By K.Rengaraj, Advocate
Introduction: At the time of implementation of GST in order to eliminate double taxation, a transitional provision was made available for businessmen having carry over of Cenvat credit and Input VAT credit which was eligible Cenvat/Input Credit (ITC) in the earlier regime of GST. The Cenvat credit including Service Tax would be carried forward as CGST Input Tax credit and VAT including entry tax will be made available as SGST Input tax credit. Form GST TRAN-1 is a form to be filed by the registered taxable person to claim such transitional credit to be eligible ITC in GST regime. The tax payers were required to fill the relevant tables of Form GST TRAN-1 as applicable to their business. Section 140 of the CGST Act, 2017 and Rule 117 of CGST Rules, 2017 were framed to claim the following credit of the existing law that prevailed before GST.
Initially the GST TRAN 1 was to be filed electronically within 90 days from the appointed day. But the dealers faced many problems in submitting the TRAN 1 and finally the CBIC extended various dates for those who could not file the Return on 27th December 2017 due to technical glitches. The metaphor “Pandora’s Box” is suitable for TRAN1 being the source of endless complications or trouble in claiming the eligible Credit.
The following is the chart of various dates fixed for filing TRAN 1.
The extension and relaxation of filing TRAN 1 was only extended to persosn who could not file the Return on technical glitches. Various High Couts have intervened in the matter and finally and recently the Delhi High Court has delivered a landmark judgment that may have a severe impact on both state and Central government revenues, as the Delhi High court in the case of BRAND EQUITY TREATIES LTD Vs THE UNION OF INDIA & ORS has allowed all taxpayers to claim transitional credit accumulated before the implementation of the GST by June 30, 2020.

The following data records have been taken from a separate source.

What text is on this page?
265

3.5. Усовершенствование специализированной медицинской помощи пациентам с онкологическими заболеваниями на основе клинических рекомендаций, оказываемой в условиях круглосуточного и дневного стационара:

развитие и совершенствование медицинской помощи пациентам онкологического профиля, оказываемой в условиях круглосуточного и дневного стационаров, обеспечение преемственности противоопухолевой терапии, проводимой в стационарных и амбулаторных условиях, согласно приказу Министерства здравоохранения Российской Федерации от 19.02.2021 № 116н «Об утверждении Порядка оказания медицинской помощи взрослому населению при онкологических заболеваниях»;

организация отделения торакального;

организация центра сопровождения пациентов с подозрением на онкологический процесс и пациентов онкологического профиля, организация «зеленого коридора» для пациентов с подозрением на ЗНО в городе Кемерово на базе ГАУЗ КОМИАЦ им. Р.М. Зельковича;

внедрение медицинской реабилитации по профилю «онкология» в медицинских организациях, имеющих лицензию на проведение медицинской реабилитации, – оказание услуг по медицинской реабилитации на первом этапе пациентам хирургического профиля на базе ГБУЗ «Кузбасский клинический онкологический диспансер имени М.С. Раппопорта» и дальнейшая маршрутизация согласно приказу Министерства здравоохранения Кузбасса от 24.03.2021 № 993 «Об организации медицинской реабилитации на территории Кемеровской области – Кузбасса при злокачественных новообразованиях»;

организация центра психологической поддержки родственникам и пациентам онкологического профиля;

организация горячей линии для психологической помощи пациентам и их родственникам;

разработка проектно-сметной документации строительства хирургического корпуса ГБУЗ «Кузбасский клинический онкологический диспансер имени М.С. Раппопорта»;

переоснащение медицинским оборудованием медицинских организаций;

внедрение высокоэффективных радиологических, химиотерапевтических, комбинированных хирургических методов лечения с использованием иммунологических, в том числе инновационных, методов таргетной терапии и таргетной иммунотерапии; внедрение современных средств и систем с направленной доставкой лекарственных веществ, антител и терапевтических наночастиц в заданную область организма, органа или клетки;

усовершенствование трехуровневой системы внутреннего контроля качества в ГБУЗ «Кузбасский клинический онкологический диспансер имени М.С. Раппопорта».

The Hon’ble Delhi High Court held that period of 90 days for claiming input tax credit is directory and therefore, period of limitation of three years under the Limitation Act would apply.
The taxpayers argued:
“Failure to file form TRAN-1 was due to reasons like multiple group entities, technical glitches in the GST portal, inadvertent errors or omissions in the form or lack of response from tax authorities.
Accumulated tax credit is a ‘property’ and vested right which is guaranteed under the Indian Constitution. As such, it cannot be taken away through CGST Rules which are subordinate in nature.
GST systems continue to operate in a “trial and error” phase. Taxpayers have been suffering due to glitches preventing them from filing TRAN-1.
To this, the GST department argued that
Courts have provided relief only if the delay in filing TRAN-1 can be attributed to a technical glitch in the GST portal. However, in the present case, the delay by taxpayers was due to their own technical difficulties. The companies followed a “casual approach”.
The rules are issued under the Central Goods and Services Tax Act in accordance with the intention of the government.
The High Court dismissed the Government’s arguments and ruled:
Several taxpayers could not file TRAN-1 due to issues like low bandwidth and other issues in the GST portal. Several extensions reflect that the government was aware of such issues.
Input tax credit accumulated prior to July 2017 is a vested right of the taxpayer. As such, the time limit prescribed under CGST Rules cannot take it away.
Transitory provisions were introduced for smooth transition into the GST regime. The Act does not prescribe any consequence for delay in filing the forms. Accordingly, the provisions are “directory” and not mandatory in nature.
Period of three years provided under the Limitation Act will be the maximum time for availing the credit as the CGST Act is silent about any particular timeline.
The Court has directed the revenue department to allow all assessees to claim input tax credit by June 30, 2020. The order would apply to all taxpayers who could not file TRAN-1 and claim input tax credit.
This is a significant judgment on two accounts. One, it extended the period for claiming input credit from 90 days to three years. Second, the judgment is applicable to all taxpayers and not just the petitioner.
This landmark judgment gives a blanket benefit to all taxpayers.
Conclusion: Now we have to wait and see what the Government is going to do in this case as to whether it would reopen the tran 1 submission and allow all tax payers to avail the eligible credit or it would contest the case to the Apex Court.